Extensive experiments were conducted across four LLMs (UL2-20B, GPT-3 175B, LaMDA-137B, PaLM-540B) on various arithmetic (GSM8K, SVAMP, AQuA), commonsense (StrategyQA, ARC-c), and symbolic reasoning benchmarks.
Key Findings:
- Self-consistency significantly outperforms standard CoT prompting with greedy decoding across all tested models and benchmarks.
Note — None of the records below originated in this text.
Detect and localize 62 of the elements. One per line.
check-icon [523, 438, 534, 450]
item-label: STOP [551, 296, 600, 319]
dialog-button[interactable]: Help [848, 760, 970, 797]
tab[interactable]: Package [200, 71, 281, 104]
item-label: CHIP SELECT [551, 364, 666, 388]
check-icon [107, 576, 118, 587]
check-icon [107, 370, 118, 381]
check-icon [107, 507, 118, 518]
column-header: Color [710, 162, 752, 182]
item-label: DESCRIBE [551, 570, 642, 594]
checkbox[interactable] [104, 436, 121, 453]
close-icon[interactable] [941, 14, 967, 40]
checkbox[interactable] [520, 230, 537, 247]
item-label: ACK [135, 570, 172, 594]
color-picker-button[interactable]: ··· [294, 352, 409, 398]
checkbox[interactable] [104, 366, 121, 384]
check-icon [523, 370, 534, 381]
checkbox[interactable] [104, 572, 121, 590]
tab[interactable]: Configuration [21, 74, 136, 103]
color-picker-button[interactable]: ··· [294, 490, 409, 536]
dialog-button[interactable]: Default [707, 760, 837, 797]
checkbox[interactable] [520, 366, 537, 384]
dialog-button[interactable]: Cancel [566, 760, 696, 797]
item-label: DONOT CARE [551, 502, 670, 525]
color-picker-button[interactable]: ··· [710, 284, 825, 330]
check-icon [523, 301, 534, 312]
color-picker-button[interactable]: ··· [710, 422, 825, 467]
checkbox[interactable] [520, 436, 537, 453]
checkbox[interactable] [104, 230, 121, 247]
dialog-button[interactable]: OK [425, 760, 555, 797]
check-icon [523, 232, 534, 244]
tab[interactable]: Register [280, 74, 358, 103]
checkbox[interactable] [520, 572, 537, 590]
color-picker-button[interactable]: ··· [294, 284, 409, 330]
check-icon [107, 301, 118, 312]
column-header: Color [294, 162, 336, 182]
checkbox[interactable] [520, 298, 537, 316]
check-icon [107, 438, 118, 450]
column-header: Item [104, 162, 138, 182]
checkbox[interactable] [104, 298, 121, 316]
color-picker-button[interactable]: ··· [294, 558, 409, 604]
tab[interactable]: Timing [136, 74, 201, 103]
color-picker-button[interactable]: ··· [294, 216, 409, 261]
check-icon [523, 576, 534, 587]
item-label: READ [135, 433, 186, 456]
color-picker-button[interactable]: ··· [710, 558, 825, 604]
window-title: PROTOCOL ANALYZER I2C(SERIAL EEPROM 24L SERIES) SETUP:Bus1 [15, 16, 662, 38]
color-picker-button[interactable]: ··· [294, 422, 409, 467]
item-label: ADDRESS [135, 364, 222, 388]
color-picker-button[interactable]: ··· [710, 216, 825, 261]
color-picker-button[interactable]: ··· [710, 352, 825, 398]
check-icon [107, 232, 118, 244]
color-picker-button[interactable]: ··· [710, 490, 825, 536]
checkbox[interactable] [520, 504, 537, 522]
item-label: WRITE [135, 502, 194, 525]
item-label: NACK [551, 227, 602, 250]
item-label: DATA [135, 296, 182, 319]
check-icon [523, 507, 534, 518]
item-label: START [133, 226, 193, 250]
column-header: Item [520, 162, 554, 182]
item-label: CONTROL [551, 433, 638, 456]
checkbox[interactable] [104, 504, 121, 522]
For example, it achieved absolute accuracy gains of +17.9% on GSM8K, +11.0% on SVAMP, and +12.2% on AQuA with PaLM-540B or GPT-3 (code-davinci-002).
- The performance gains generally increase with the scale of the LLM.
- Sampling more diverse paths (e.g., up to 40) consistently improves accuracy, although diminishing returns are observed.
- Self-consistency is robust to different sampling strategies (temperature, top-k, nucleus) and parameters.
- It outperforms alternative approaches like sample-and-rank, beam search decoding, and prompt ensembling techniques (e.g., permuting prompt examples).
- It can improve performance even on tasks where standard CoT prompting might hurt accuracy compared to direct prompting.
- The degree of consistency (percentage of paths agreeing on the final answer) correlates with accuracy, potentially offering an uncertainty measure.
- It shows robustness even when prompts contain imperfect reasoning steps or use non-natural language (e.g., equations) as intermediate steps.
Implementation Considerations:
- Computational Cost: The primary drawback is the increased computational cost due to generating multiple reasoning paths. However, significant gains can often be achieved with a smaller number of paths (e.g., 5-10).
- Answer Parsing: A reliable parser is needed to extract the final answer from the generated text, tailored to the specific prompt format and task.
- Sampling Parameters: Appropriate sampling parameters (temperature, top-k) need to be chosen to encourage diversity without generating nonsensical paths. The paper suggests values like T=0.5-0.7 and k=40.
In conclusion, self-consistency provides a practical and robust method to significantly improve the reasoning performance of LLMs by sampling diverse reasoning paths and selecting the most frequent answer, requiring only minor changes to the decoding process compared to standard CoT prompting.